Kedua, TAP MPR Nomor: X/MPR/1998 tentang Pokok-Pokok Reformasi Pembangunan dalam rangka penyelamatan dan normalisasi kehidupan nasional sebagai haluan negara yang tertuang pada BAB IV tentang Kebijakan Reformasi Pembangunan pada sektor hukum menyebutkan, penanggulangan krisis di bidang hukum bertujuan untuk tegak dan terlaksananya hukum dengan sasaran terwujudnya ketertiban, ketenangan dan ketentraman masyarakat, yakni melalui pemisahan secara tegas fungsi dan wewenang aparatur penegak hukum agar dicapai proporsionalitas, profesionalitas serta integritas yang utuh.

Ketiga, TAP MPR Nomor: VI/MPR/2000 Tentang Pemisahan TNI dan Polri dan TAP MPR Nomor: VII/MPR/2000 menyebutkan pada pasal 1 bahwa TNI dan Polri secara kelembagaan terpisah sesuai peran dan fungsi masing-masing. Kemudian, pasal 1 ayat (2) memperjelas bahwa TNI adalah alat negara yang berperan dalam pertahanan negara.

Dasar hukum keempat, Pasal 10 Ayat (1) Undang-Undang No. 3 Tahun 2002 tentang Pertahanan Negara menyebutkan, TNI berperan sebagai alat pertahanan Negara Kesatuan Republik Indonesia.

Terakhir, Pasal 5 Undang-Undang No. 34 Tahun 2004 tentang Tentara Nasional Indonesia menegaskan bahwa peran TNI adalah sebagai alat pertahanan negara yang pada implikasinya bahwa anggota TNI aktif terpisah dari institusi sipil negara. Koalisi Masyarakat Sipil menilai penunjukan Brigjen TNI Andi Chandra sebagai anggota TNI aktif merupakan pelanggaran terhadap Tupoksi TNI sebagaimana diatur dalam UU No. 34 Tahun 2004 tentang TNI khususnya pasal 47 ayat (1) UU 34/2004 bahwa prajurit TNI hanya dapat menduduki jabatan sipil setelah mengundurkan diri atau pensiun dari dinas aktif keprajuritan. Sedangkan, Kepala Daerah merupakan jabatan sipil yang pada dasarnya hanya dapat ditempati oleh sipil.

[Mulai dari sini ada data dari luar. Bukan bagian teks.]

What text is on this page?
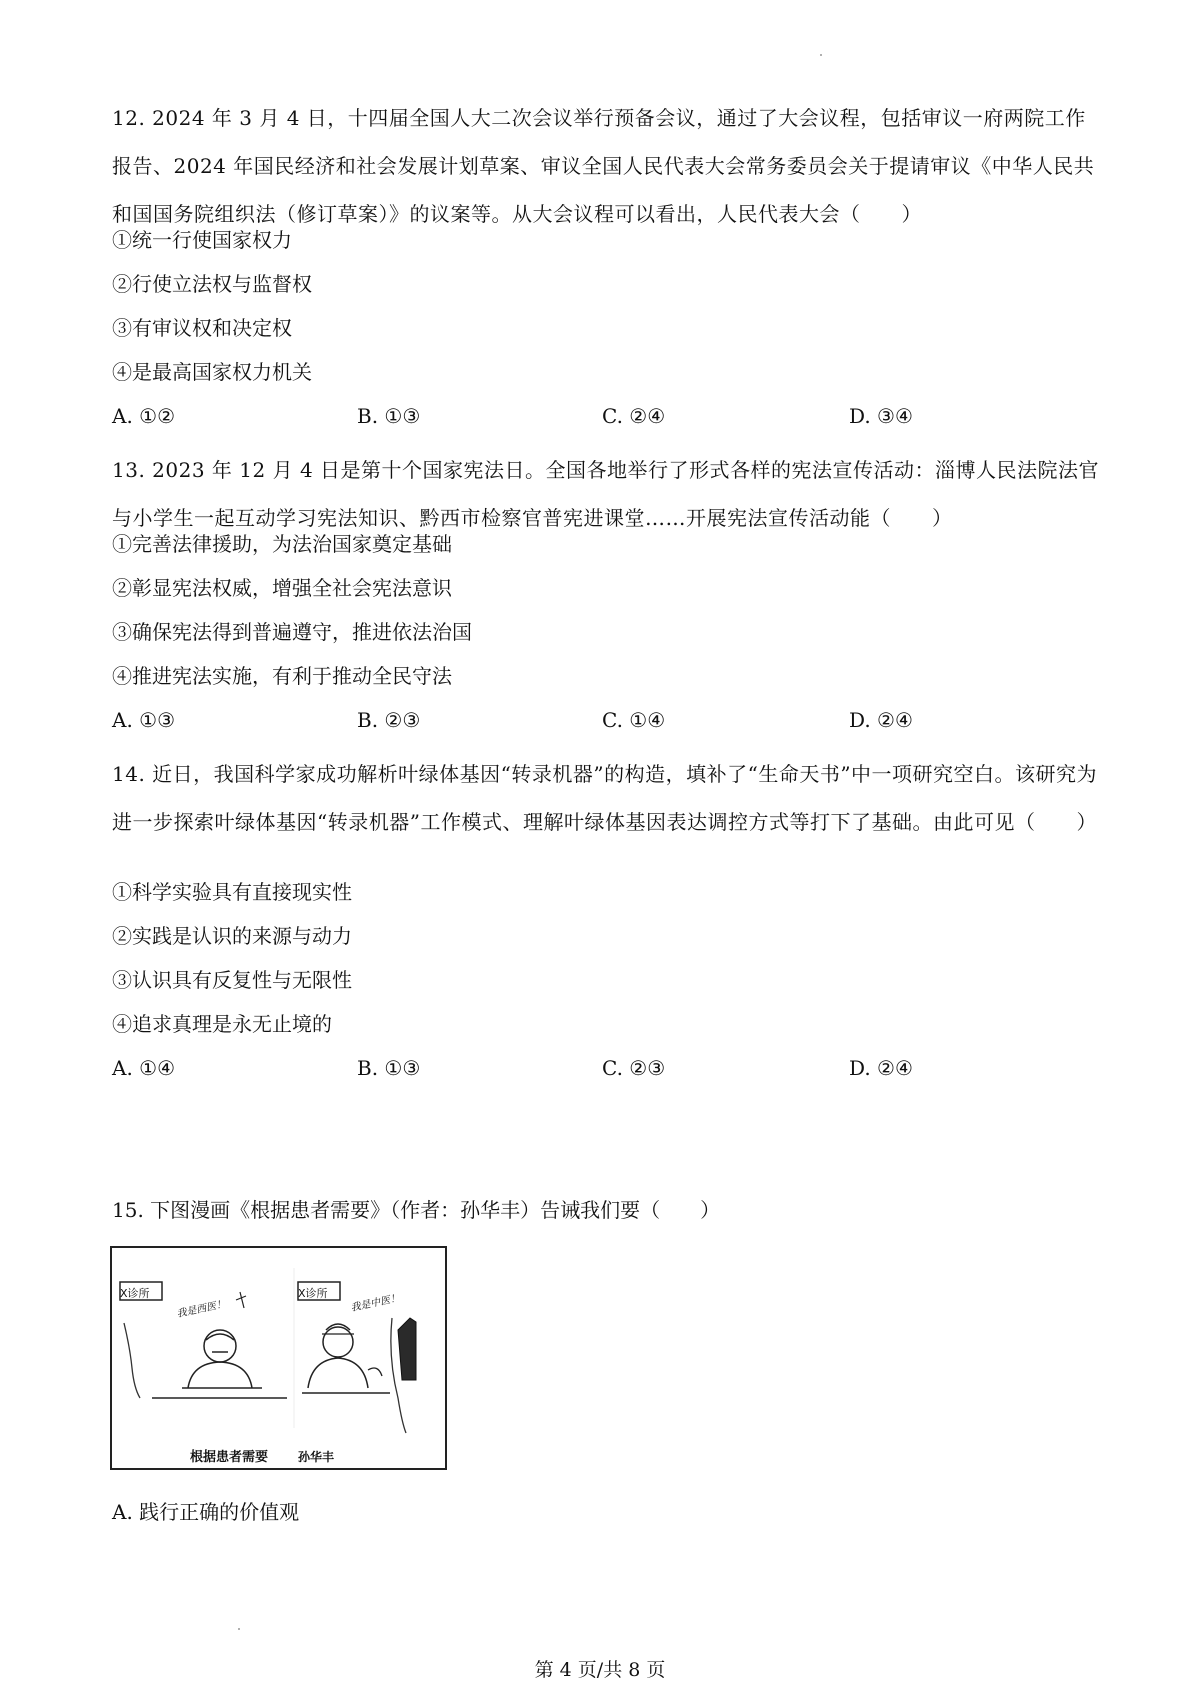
12. 2024 年 3 月 4 日，十四届全国人大二次会议举行预备会议，通过了大会议程，包括审议一府两院工作报告、2024 年国民经济和社会发展计划草案、审议全国人民代表大会常务委员会关于提请审议《中华人民共和国国务院组织法（修订草案）》的议案等。从大会议程可以看出，人民代表大会（　　）
①统一行使国家权力
②行使立法权与监督权
③有审议权和决定权
④是最高国家权力机关
A. ①②	B. ①③	C. ②④	D. ③④
13. 2023 年 12 月 4 日是第十个国家宪法日。全国各地举行了形式各样的宪法宣传活动：淄博人民法院法官与小学生一起互动学习宪法知识、黔西市检察官普宪进课堂……开展宪法宣传活动能（　　）
①完善法律援助，为法治国家奠定基础
②彰显宪法权威，增强全社会宪法意识
③确保宪法得到普遍遵守，推进依法治国
④推进宪法实施，有利于推动全民守法
A. ①③	B. ②③	C. ①④	D. ②④
14. 近日，我国科学家成功解析叶绿体基因“转录机器”的构造，填补了“生命天书”中一项研究空白。该研究为进一步探索叶绿体基因“转录机器”工作模式、理解叶绿体基因表达调控方式等打下了基础。由此可见（　　）
①科学实验具有直接现实性
②实践是认识的来源与动力
③认识具有反复性与无限性
④追求真理是永无止境的
A. ①④	B. ①③	C. ②③	D. ②④
15. 下图漫画《根据患者需要》（作者：孙华丰）告诫我们要（　　）
X诊所	X诊所
我是西医！	我是中医！
根据患者需要 孙华丰
A. 践行正确的价值观
第 4 页/共 8 页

Selain itu, UU tentang Peradilan Militer No. 31 tahun 1997 yang belum direvisi sesuai mandat TAP MPR No. VII tahun 2000 akan menjadi konflik hukum dan sarana impunitas bagi prajurit TNI aktif yang menempati jabatan kepala daerah ketika terjadi pelanggaran pidana. Penjabat kepala daerah yang merupakan prajurit TNI aktif hanya akan dapat diproses melalui sistem peradilan militer yang memiliki catatan akuntabilitas dan transparansi ketika terlibat dengan persoalan hukum pidana.

Selain itu, koalisi menilai, sekalipun orang yang akan ditunjuk telah mengundurkan diri dan/atau pensiun, penunjukan penjabat kepala daerah untuk mengisi kekosongan jabatan tetap dilakukan secara demokratis sebagaimana pertimbangan MK dalam Putusan Nomor 67/PUU-XIX/2021.

Karena itu, Koalisi Masyarakat Sipil untuk Reformasi Keamanan menyatakan sikap mendesak pemerintah dalam hal ini Presiden Jokowi dan Mendagri Tito Karnavian untuk membatalkan dan mencabut penunjukan anggota TNI aktif sebagai Pj. Bupati karena merupakan pelanggaran terhadap hukum dan peraturan perundang-undangan yang berlaku serta pelanggaran hak asasi manusia.

“Mendesak negara untuk menegakan dan menjunjung profesionalisme TNI sebagai alat pertahanan negara sesuai dengan peraturan perundang-undangan serta amanat reformasi demi keberlangsungan demokrasi,” tulis pernyataan Koalisi Masyarakat Sipil.